Monday, September 8, 2008

Chapter 3 - Loving My Children

In this third chapter, Carolyn Mahaney looks at the second aspect of training for the younger women - to love their children. Again, this is a "tender, affectionate and passionate love". "Loving our children", doesn't sound that hard - after all, loving our kids comes naturally, doesn't it? And yet again, we're sinful and selfish and we're surrounded by a world that doesn't value children in the same way that God does, so it can be struggle.

The time when I most struggled to love my children was a couple of years ago when I had my third child, Elsie. We'd just moved houses and changed churches, Dave had just started a new job; Elsie was very unsettled and wouldn't sleep, and by the end of the day she was a crying mess (and so was I!). To say I wasn't coping too well with my situation would be probably be understating it. And all the while, every time I left the house people would say things like: "Three kids! You've got your hands full!", "How do you do it?", "Do you ever get any time for yourself?". It didn't take too long for me to start feeling sorry for myself, rather than seeing my kids as a blessing. It was as if I was the only person who had ever had three kids before! I was losing my temper with the older two, complaining every time Elsie needed attention, resenting the times I had to get up and feed her in the middle of the night. I was doing what Carolyn Mahaney describes herself doing on p. 56, and seeing my kids as burdens, not joys. I was encouraged to read about her change in attitude and what a difference it made to her to see her children as blessings (Ps 127). And I agree with her about the necessity of time alone reading your Bible and praying (p. 53). I think in my case, a big part in my change of attitude came from a new commitment to reading my Bible every day.

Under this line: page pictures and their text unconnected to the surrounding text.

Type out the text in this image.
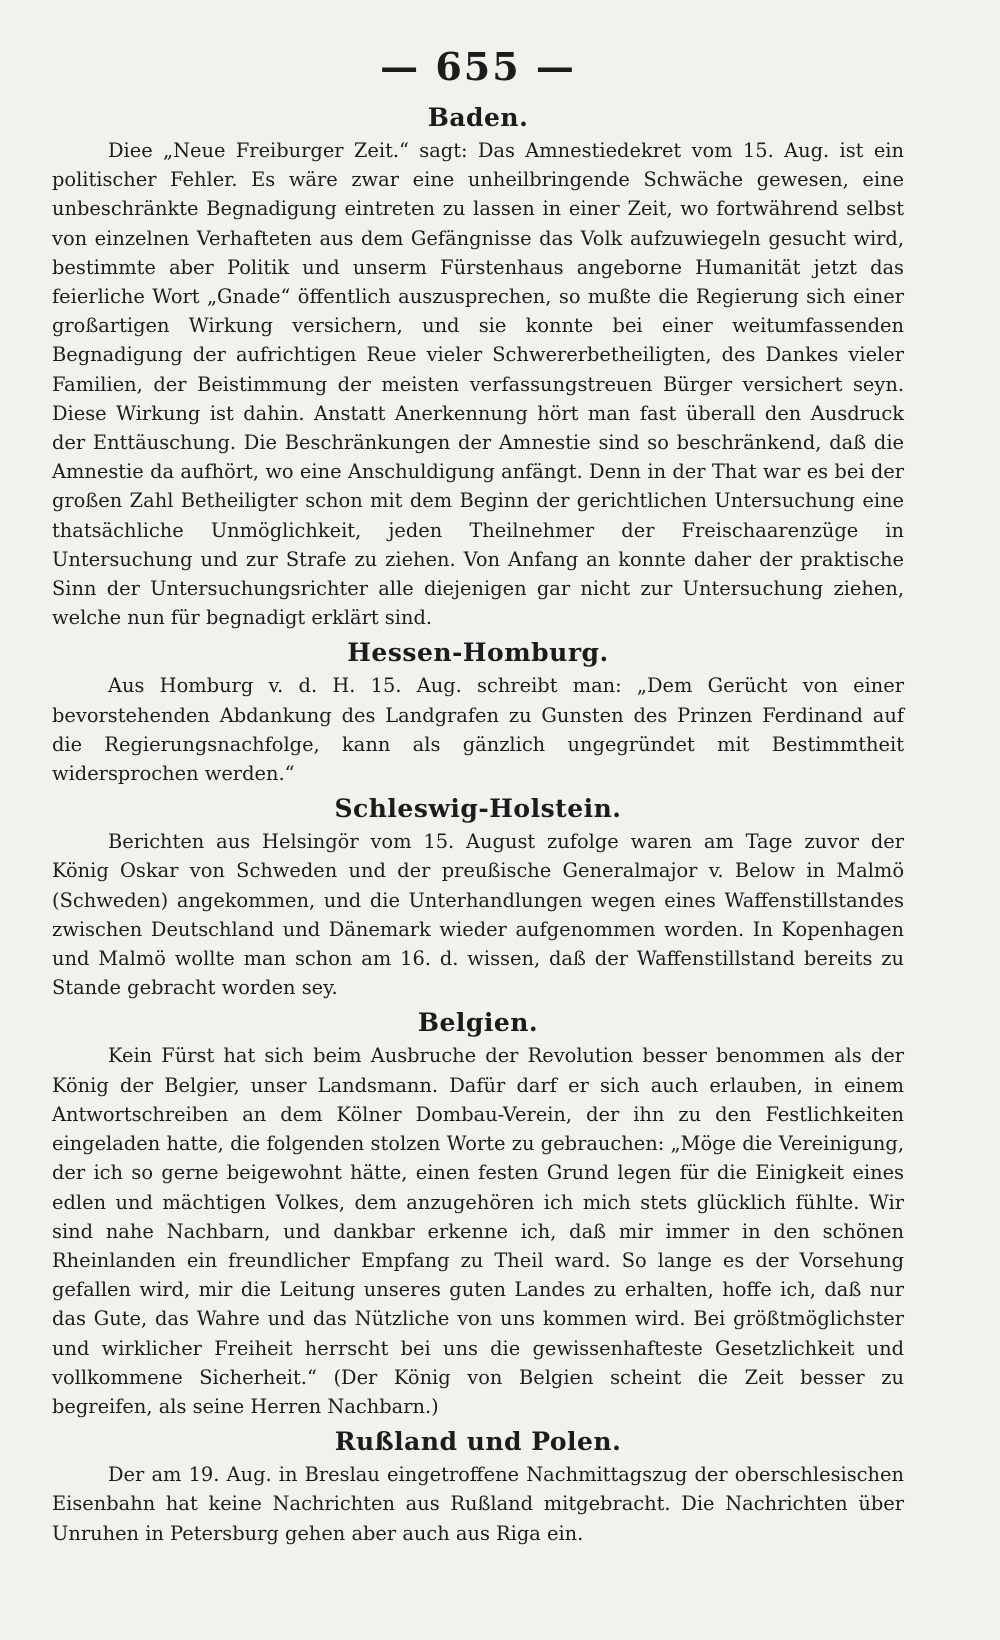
— 655 —
Baden.

Diee „Neue Freiburger Zeit.“ sagt: Das Amnestiedekret vom 15. Aug. ist ein politischer Fehler. Es wäre zwar eine unheilbringende Schwäche gewesen, eine unbeschränkte Begnadigung eintreten zu lassen in einer Zeit, wo fortwährend selbst von einzelnen Verhafteten aus dem Gefängnisse das Volk aufzuwiegeln gesucht wird, bestimmte aber Politik und unserm Fürstenhaus angeborne Humanität jetzt das feierliche Wort „Gnade“ öffentlich auszusprechen, so mußte die Regierung sich einer großartigen Wirkung versichern, und sie konnte bei einer weitumfassenden Begnadigung der aufrichtigen Reue vieler Schwererbetheiligten, des Dankes vieler Familien, der Beistimmung der meisten verfassungstreuen Bürger versichert seyn. Diese Wirkung ist dahin. Anstatt Anerkennung hört man fast überall den Ausdruck der Enttäuschung. Die Beschränkungen der Amnestie sind so beschränkend, daß die Amnestie da aufhört, wo eine Anschuldigung anfängt. Denn in der That war es bei der großen Zahl Betheiligter schon mit dem Beginn der gerichtlichen Untersuchung eine thatsächliche Unmöglichkeit, jeden Theilnehmer der Freischaarenzüge in Untersuchung und zur Strafe zu ziehen. Von Anfang an konnte daher der praktische Sinn der Untersuchungsrichter alle diejenigen gar nicht zur Untersuchung ziehen, welche nun für begnadigt erklärt sind.

Hessen-Homburg.

Aus Homburg v. d. H. 15. Aug. schreibt man: „Dem Gerücht von einer bevorstehenden Abdankung des Landgrafen zu Gunsten des Prinzen Ferdinand auf die Regierungsnachfolge, kann als gänzlich ungegründet mit Bestimmtheit widersprochen werden.“

Schleswig-Holstein.

Berichten aus Helsingör vom 15. August zufolge waren am Tage zuvor der König Oskar von Schweden und der preußische Generalmajor v. Below in Malmö (Schweden) angekommen, und die Unterhandlungen wegen eines Waffenstillstandes zwischen Deutschland und Dänemark wieder aufgenommen worden. In Kopenhagen und Malmö wollte man schon am 16. d. wissen, daß der Waffenstillstand bereits zu Stande gebracht worden sey.

Belgien.

Kein Fürst hat sich beim Ausbruche der Revolution besser benommen als der König der Belgier, unser Landsmann. Dafür darf er sich auch erlauben, in einem Antwortschreiben an dem Kölner Dombau-Verein, der ihn zu den Festlichkeiten eingeladen hatte, die folgenden stolzen Worte zu gebrauchen: „Möge die Vereinigung, der ich so gerne beigewohnt hätte, einen festen Grund legen für die Einigkeit eines edlen und mächtigen Volkes, dem anzugehören ich mich stets glücklich fühlte. Wir sind nahe Nachbarn, und dankbar erkenne ich, daß mir immer in den schönen Rheinlanden ein freundlicher Empfang zu Theil ward. So lange es der Vorsehung gefallen wird, mir die Leitung unseres guten Landes zu erhalten, hoffe ich, daß nur das Gute, das Wahre und das Nützliche von uns kommen wird. Bei größtmöglichster und wirklicher Freiheit herrscht bei uns die gewissenhafteste Gesetzlichkeit und vollkommene Sicherheit.“ (Der König von Belgien scheint die Zeit besser zu begreifen, als seine Herren Nachbarn.)

Rußland und Polen.

Der am 19. Aug. in Breslau eingetroffene Nachmittagszug der oberschlesischen Eisenbahn hat keine Nachrichten aus Rußland mitgebracht. Die Nachrichten über Unruhen in Petersburg gehen aber auch aus Riga ein.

I also thought Carolyn Mahaney's insights about the necessity for both discipline and affection in this chapter were very wise. Her observation about how withholding discipline is unloving is especially helpful to be reminded of. It's hard to say no to your child, when you love them so much - and yet it is not loving to indulge our kids. And her explanation of the need for affection as well as discipline really rang true:

Growing in warm, affectionate love does not conflict with the responsibility to teach and discipline our children. Quite the opposite is true. Tenderness actually softens our children's hearts and wins their affection, which helps them to more readily receive our instruction and training.

And finally, I loved being reminded of my ultimate aim for my kids - that they would "repent of their sins, put their trust in Jesus Christ, and reflect the gospel in the world around them".

*Pic is of my little girl Elsie now... I know, how could I ever seen her as a burden??


mattnbec said...

The mind-shift from seeing your kids as a blessing rather than a burden made a massive difference to me too at a particularly hard time. And likewise, I think it came along with spending more time reflecting on scripture.


Emma P said...

Hi Nicole,
Thank you SO much for your wise thoughtful comments.
I am currently working up a seminar on Titus 2:3-5 for this weekend and I'm using Mahaney's book for ideas. Your comments after Chapter 1 really crystallized my thinking, especially the stuff re: why we don't mentor young women (ie: church structure, societal pressures, busyness). I also found it helpful to be reminded to put these verses in the context of the "ocean of general instruction". It reminds me of Col 3:16 "let the word of Christ dwell in you richly as you teach and admonish one another with ALL wisdom.......".
Thanks again Nicole.

Sharon said...

Some verses that have helped encourage me in loving my children in a caring manner are from 1 Thess 2:6-12, in particular vv7-8: "We were gentle among you, like a mother caring for her little children. We loved you so much that we were delighted to share with you not only the gospel of God but our lives as well, because you had become so dear to us."
I am reminded that God has given my children to me so I can share my life with them, not just occasional moments snatched in between chores or my own self-oriented pursuits. I am encouraged to be gentle and caring, rather than brusque and impatient with their little ways. I want to love them so much that I am delighted that they are in my life. And also, I am challenged to ensure that my everyday life is an open book of the gospel, as well as my words to them.
~ Sharon

Rachach said...

Hi Nicole,
I'm wondering how you managed to read your Bible every day with 3 young children and lack of sleep?

Nicole said...

Good question 'Rachach',

It is really hard to find the time with 3 little ones!

After getting into a pattern of not reading my Bible on a daily basis, I just decided that I needed to choose a time to do it every day and try to stick to it! I was especially challenged after reading John Piper's thoughts on this in When I Don't Desire God - how to fight for joy. I wrote about this here.

So after talking it through, my husband and I decided that we would take it in turns to look after the kids in the early morning while the other spends time reading the Bible and praying. This has worked really well for us (I wrote about this here).

Of course, we're fortunate that Dave works close by and doesn't have to be out the door at 6 every morning to travel 2 hours on the train to the city! If we were in that sort of situation, I suspect we probably wouldn't go with prayer and Bible reading in the morning, and would have to try and figure out something else.